Lasting organization: Tracing alterations in ERP systems beyond the fantasy brochure
Participer
Accounting and Management Control
Intervenant : Claire Dambrin
ESCP Europe
HEC Campus - Build.T - Room T020
Abstract:
This paper highlights how technical devices last in organizations. We build on a ten-year, in-depth longitudinal case study examining a CRM package, a type of ERP system specialized in customer relationship management, in a door-drop advertising company. Instead of focusing on the usual implementation phases, we explore what happens to technical devices during quiet periods, when they make themselves invisible. Drawing on Latour’s conceptualization of technical objects as beings in tension subject to certain conditions of felicity (Latour, 2012), we highlight alterations in the CRM system to show how apparently stable devices keep on changing. We identify two dynamics of alteration: shedding of elements by the CRM system, signalling that it has moved beyond its fantasy brochure; and its accounting ramifications that enact lateral and cross-functional control, emphasizing how accounting can be regenerative. We construct “lasting” as a matter of both renunciation and regeneration and argue that regeneration is enacted when the capabilities of the technical device and the capabilities of its users meet.

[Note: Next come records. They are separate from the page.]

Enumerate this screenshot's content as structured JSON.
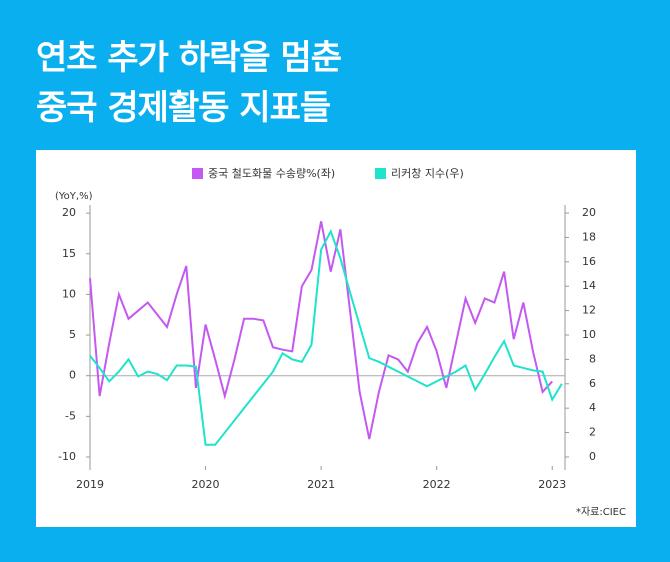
{
  "header": {
    "title_lines": [
      "연초 추가 하락을 멈춘",
      "중국 경제활동 지표들"
    ]
  },
  "chart_data": {
    "type": "line",
    "y_label": "(YoY,%)",
    "source": "*자료:CIEC",
    "categories": [
      "2019",
      null,
      null,
      null,
      null,
      null,
      null,
      null,
      null,
      null,
      null,
      null,
      "2020",
      null,
      null,
      null,
      null,
      null,
      null,
      null,
      null,
      null,
      null,
      null,
      "2021",
      null,
      null,
      null,
      null,
      null,
      null,
      null,
      null,
      null,
      null,
      null,
      "2022",
      null,
      null,
      null,
      null,
      null,
      null,
      null,
      null,
      null,
      null,
      null,
      "2023",
      null
    ],
    "series": [
      {
        "name": "중국 철도화물 수송량%(좌)",
        "color": "#c459f2",
        "axis": "y",
        "values": [
          12,
          -2.5,
          4,
          10,
          7,
          8,
          9,
          7.5,
          6,
          10,
          13.5,
          -1.5,
          6.3,
          2,
          -2.5,
          2,
          7,
          7,
          6.8,
          3.5,
          3.2,
          3,
          11,
          13,
          19,
          12.8,
          18,
          8,
          -2,
          -7.8,
          -2,
          2.5,
          2,
          0.5,
          4,
          6,
          3,
          -1.5,
          4,
          9.5,
          6.5,
          9.5,
          9,
          12.8,
          4.5,
          9,
          3,
          -2,
          -0.7,
          null
        ]
      },
      {
        "name": "리커창 지수(우)",
        "color": "#1fe3cb",
        "axis": "y2",
        "values": [
          8.3,
          7.3,
          6.2,
          7,
          8,
          6.6,
          7,
          6.8,
          6.3,
          7.5,
          7.5,
          7.4,
          1,
          1,
          2,
          3,
          4,
          5,
          6,
          7,
          8.5,
          8,
          7.8,
          9.2,
          17,
          18.5,
          16.3,
          13.5,
          10.8,
          8.1,
          7.8,
          7.4,
          7,
          6.6,
          6.2,
          5.8,
          6.2,
          6.6,
          7,
          7.5,
          5.5,
          6.8,
          8.2,
          9.5,
          7.5,
          7.3,
          7.1,
          7,
          4.7,
          6
        ]
      }
    ],
    "ylim": [
      -11.6,
      21
    ],
    "yticks": [
      20,
      15,
      10,
      5,
      0,
      -5,
      -10
    ],
    "y2lim": [
      -1.07,
      20.66
    ],
    "y2ticks": [
      0,
      2,
      4,
      6,
      8,
      10,
      12,
      14,
      16,
      18,
      20
    ],
    "legend": "top"
  }
}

These results contribute to the accounting literature on the ontology of change by providing information as to how “drift” dynamics are enacted (Quattrone & Hopper, 2001; 2006). We also aim to contribute to the sociology of translation, through adoption of a less dualistic perspective on the “conditions of felicity” of technological beings, moving from usefulness/uselessness dichotomies to involve possibilities of latency.